The brief for the new building required the provision of over 1600 sq m of floor space to accommodate the centre. The primary requirement was the provision of bespoke laboratory space with associated ancillary spaces and equipment rooms, as well as meeting rooms, offices and other support spaces.
Externally, the building exudes a quiet confidence through appropriate scale and massing and a simple grid fenestration which sits comfortably alongside the existing Rutherford Building. Holmes’ design takes full advantage of the attractive location of the site which benefits from an intimate garden setting on ground level and impressive views to the north and south-east of the city and beyond on the upper levels. The three-storey building provides a pleasant, working environment with maximum use of natural light through floor-to-ceiling windows, and social areas at ground floor level for enjoyment and use of the gardens.

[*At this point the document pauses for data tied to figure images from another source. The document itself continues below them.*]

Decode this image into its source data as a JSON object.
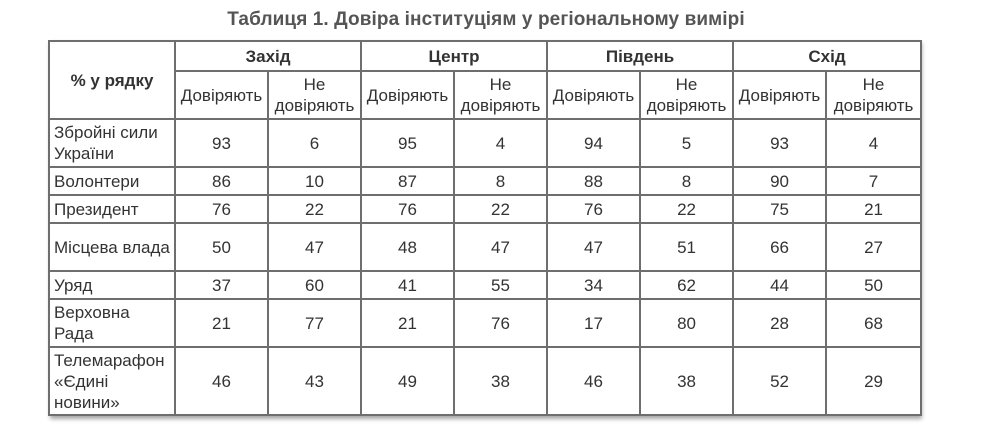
{
  "title": "Таблиця 1. Довіра інституціям у регіональному вимірі",
  "table": {
    "corner_label": "% у рядку",
    "regions": [
      "Захід",
      "Центр",
      "Південь",
      "Схід"
    ],
    "sub_trust": "Довіряють",
    "sub_distrust": "Не довіряють",
    "rows": [
      {
        "name": "Збройні сили України",
        "values": [
          "93",
          "6",
          "95",
          "4",
          "94",
          "5",
          "93",
          "4"
        ]
      },
      {
        "name": "Волонтери",
        "values": [
          "86",
          "10",
          "87",
          "8",
          "88",
          "8",
          "90",
          "7"
        ]
      },
      {
        "name": "Президент",
        "values": [
          "76",
          "22",
          "76",
          "22",
          "76",
          "22",
          "75",
          "21"
        ]
      },
      {
        "name": "Місцева влада",
        "values": [
          "50",
          "47",
          "48",
          "47",
          "47",
          "51",
          "66",
          "27"
        ]
      },
      {
        "name": "Уряд",
        "values": [
          "37",
          "60",
          "41",
          "55",
          "34",
          "62",
          "44",
          "50"
        ]
      },
      {
        "name": "Верховна Рада",
        "values": [
          "21",
          "77",
          "21",
          "76",
          "17",
          "80",
          "28",
          "68"
        ]
      },
      {
        "name": "Телемарафон «Єдині новини»",
        "values": [
          "46",
          "43",
          "49",
          "38",
          "46",
          "38",
          "52",
          "29"
        ]
      }
    ]
  }
}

The building has two distinct zones – laboratories and offices on either side of a central circulation corridor. The main plant area is located at roof level towards the back of the building away from the garden-facing elevation. A degree of flexibility and adaptability, in terms of internal partitioning, has been incorporated into the building’s design to allow for the changes in future requirements and the evolving nature of the users’ research programmes. A key element of the brief was the interface with the Rutherford building, nurturing and supporting communication between the two facilities whilst allowing staff to meet and chat informally within the circulation spaces.
The building has been designed as extremely energy-efficient, reflecting the university’s commitment to sustainability. The structure is highly-insulated with construction detailing to minimise air permeability and thermal bridging. Low energy lighting supplements the natural light via integration of lighting control software and is connected to the campus combined heat and power (CHP).